Motten-RefitGünstig Foilen? Hightech im Selbstbau – das geht!

Max Gasser

 · 22.10.2024

Foilende Motten sind schnell und spektakulär, aber trotz ihrer Größe längst nicht günstig
Foto: YACHT/Ben Scheurer
Foilen ist in Segel-Deutschland in aller Munde, nicht erst seit dem eigenen SailGP- und America’s Cup-Team. Auch zahlreiche Amateure heben in ihrer Freizeit ab. Die Motten-Klasse ist dabei seit Jahrzehnten Vorreiter, aber die Boote sind extrem teuer. Viel lässt sich sparen, wenn man selbst Hand anlegt

Seit ihrem Aufkommen in den 1930er Jahren hat sich die Motten-Klasse zu einer der spektakulärsten und technologisch innovativsten Segelboote überhaupt entwickelt. Ursprünglich aus der gleichen Konstruktionsregel wie die später olympische Europe konzipiert, ist die Motte heute eine Hochgeschwindigkeitsrennmaschine, die mit Hydrofoils über das Wasser schwebt. Am Steuer der flinken Falter sind häufig nicht nur Athleten, sondern auch Tüftler und Visionäre, die ständig an den Grenzen der Physik rütteln.

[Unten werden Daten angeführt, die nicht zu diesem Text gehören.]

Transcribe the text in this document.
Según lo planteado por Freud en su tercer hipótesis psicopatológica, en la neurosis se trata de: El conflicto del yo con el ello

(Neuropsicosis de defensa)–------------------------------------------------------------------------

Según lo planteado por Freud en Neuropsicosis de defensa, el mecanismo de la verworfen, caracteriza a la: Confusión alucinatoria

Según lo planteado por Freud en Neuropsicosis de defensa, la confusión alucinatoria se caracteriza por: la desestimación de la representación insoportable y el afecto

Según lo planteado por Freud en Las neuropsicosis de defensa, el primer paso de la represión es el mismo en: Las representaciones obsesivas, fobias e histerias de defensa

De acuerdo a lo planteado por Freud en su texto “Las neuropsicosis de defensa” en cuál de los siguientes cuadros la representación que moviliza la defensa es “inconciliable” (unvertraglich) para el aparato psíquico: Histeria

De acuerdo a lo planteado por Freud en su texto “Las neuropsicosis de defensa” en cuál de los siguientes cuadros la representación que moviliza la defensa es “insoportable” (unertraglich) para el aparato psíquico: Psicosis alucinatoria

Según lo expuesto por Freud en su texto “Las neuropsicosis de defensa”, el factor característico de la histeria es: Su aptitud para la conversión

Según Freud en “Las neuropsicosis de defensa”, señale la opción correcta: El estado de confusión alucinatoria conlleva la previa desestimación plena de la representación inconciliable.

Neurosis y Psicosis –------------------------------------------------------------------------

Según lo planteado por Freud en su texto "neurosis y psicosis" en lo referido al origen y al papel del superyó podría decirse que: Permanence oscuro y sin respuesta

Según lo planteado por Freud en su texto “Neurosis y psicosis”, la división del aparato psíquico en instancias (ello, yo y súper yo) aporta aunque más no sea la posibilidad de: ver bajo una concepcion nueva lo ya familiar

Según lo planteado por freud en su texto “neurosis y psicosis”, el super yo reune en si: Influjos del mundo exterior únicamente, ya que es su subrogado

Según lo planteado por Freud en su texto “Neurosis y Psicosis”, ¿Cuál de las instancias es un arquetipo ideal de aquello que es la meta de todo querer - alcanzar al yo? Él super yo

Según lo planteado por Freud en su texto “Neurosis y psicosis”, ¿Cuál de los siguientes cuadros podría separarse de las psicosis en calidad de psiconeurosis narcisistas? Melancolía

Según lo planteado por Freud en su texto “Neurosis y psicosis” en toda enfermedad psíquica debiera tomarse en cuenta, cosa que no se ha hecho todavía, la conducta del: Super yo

Doch gerade dieser enorm schnelle technologische Fortschritt und die zunehmende Professionalisierung scheint der Klasse an anderer Stelle immer mehr zuzusetzen. Die nur 3,35 Meter langen Jollen kosten vollausgerüstet heutzutage gerne über 45.000 Euro. Nachwuchs für die Klasse ist daher, trotz der großen Faszination des Fliegens und für Geschwindigkeiten jenseits der 30 Knoten, rar.

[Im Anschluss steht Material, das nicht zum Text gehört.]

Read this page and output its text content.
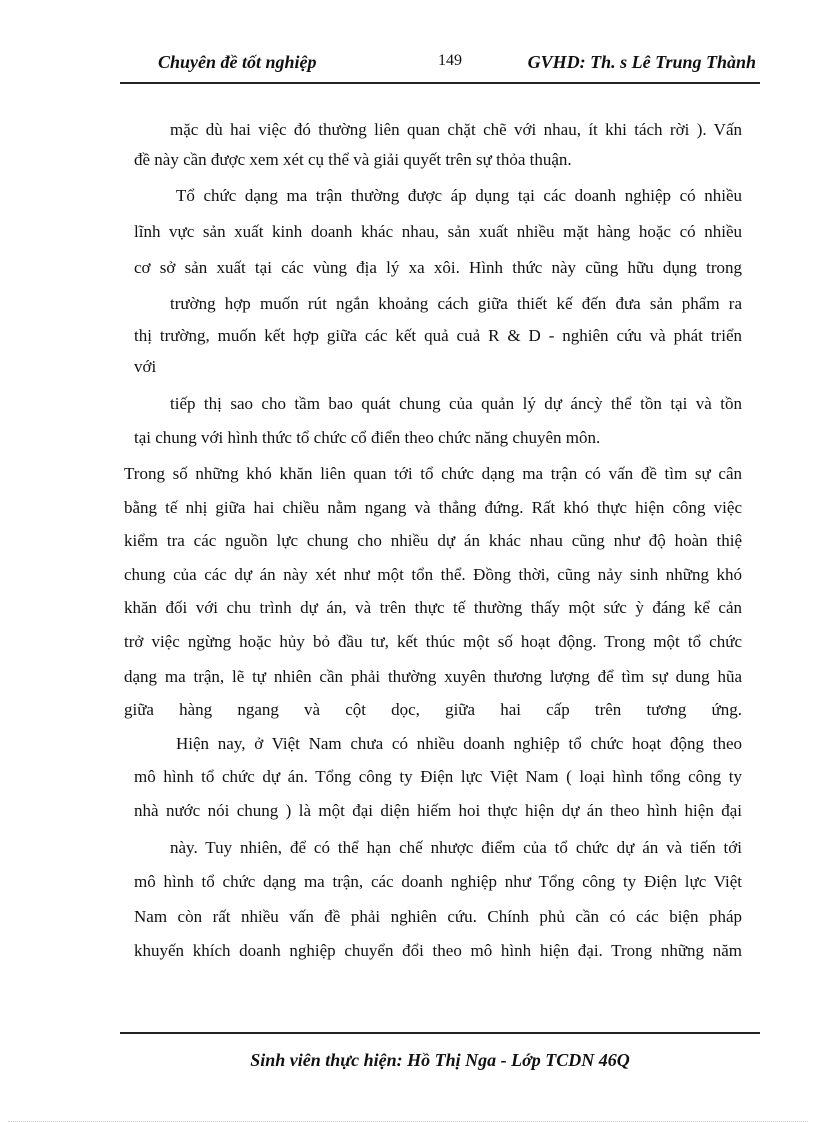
Chuyên đề tốt nghiệp	149	GVHD: Th. s Lê Trung Thành
mặc dù hai việc đó thường liên quan chặt chẽ với nhau, ít khi tách rời ). Vấn
đề này cần được xem xét cụ thể và giải quyết trên sự thỏa thuận.
Tổ chức dạng ma trận thường được áp dụng tại các doanh nghiệp có nhiều
lĩnh vực sản xuất kinh doanh khác nhau, sản xuất nhiều mặt hàng hoặc có nhiều
cơ sở sản xuất tại các vùng địa lý xa xôi. Hình thức này cũng hữu dụng trong
trường hợp muốn rút ngắn khoảng cách giữa thiết kế đến đưa sản phẩm ra
thị trường, muốn kết hợp giữa các kết quả cuả R & D - nghiên cứu và phát triển
với
tiếp thị sao cho tầm bao quát chung của quản lý dự áncỳ thể tồn tại và tồn
tại chung với hình thức tổ chức cổ điển theo chức năng chuyên môn.
Trong số những khó khăn liên quan tới tổ chức dạng ma trận có vấn đề tìm sự cân
bằng tế nhị giữa hai chiều nằm ngang và thẳng đứng. Rất khó thực hiện công việc
kiểm tra các nguồn lực chung cho nhiều dự án khác nhau cũng như độ hoàn thiệ
chung của các dự án này xét như một tổn thể. Đồng thời, cũng nảy sinh những khó
khăn đối với chu trình dự án, và trên thực tế thường thấy một sức ỳ đáng kể cản
trở việc ngừng hoặc hủy bỏ đầu tư, kết thúc một số hoạt động. Trong một tổ chức
dạng ma trận, lẽ tự nhiên cần phải thường xuyên thương lượng để tìm sự dung hũa
giữa hàng ngang và cột dọc, giữa hai cấp trên tương ứng.
Hiện nay, ở Việt Nam chưa có nhiều doanh nghiệp tổ chức hoạt động theo
mô hình tổ chức dự án. Tổng công ty Điện lực Việt Nam ( loại hình tổng công ty
nhà nước nói chung ) là một đại diện hiếm hoi thực hiện dự án theo hình hiện đại
này. Tuy nhiên, để có thể hạn chế nhược điểm của tổ chức dự án và tiến tới
mô hình tổ chức dạng ma trận, các doanh nghiệp như Tổng công ty Điện lực Việt
Nam còn rất nhiều vấn đề phải nghiên cứu. Chính phủ cần có các biện pháp
khuyến khích doanh nghiệp chuyển đổi theo mô hình hiện đại. Trong những năm
Sinh viên thực hiện: Hồ Thị Nga - Lớp TCDN 46Q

„Ich kenne viele Leute, die echt Bock auf die Klasse hätten, aber sagen, dass die Boote viel zu teuer sind“, sagt Merlin Moser, neuer Präsident des Deutschen Moth Verbands (DMV). Selbst hat er bereits drei der filigranen Falter konstruiert und gebaut. Angefangen hat das bereits zum Ende der Schulzeit des heutigen Ingenieurs, als das Budget für ein gutes Boot noch zu knapp war. Erfahrung oder sogar eine Ausbildung im Bootsbau hatte er damals nicht. „Ich hatte mal eine alte Jolle von dem Freund meiner Tante geschenkt bekommen, an der ich ein bisschen selbst laminieren konnte“, so Moser. Die Bereitschaft zum Basteln setzte sich daraufhin an zwei gebraucht gekauften Fluggeräten weiter fort, bis es schließlich zum Eigenbau kam. Der 28-Jährige ist überzeugt: „Wer in diese Richtung Low-Budget irgendwas macht, muss auch selbst Hand anlegen!”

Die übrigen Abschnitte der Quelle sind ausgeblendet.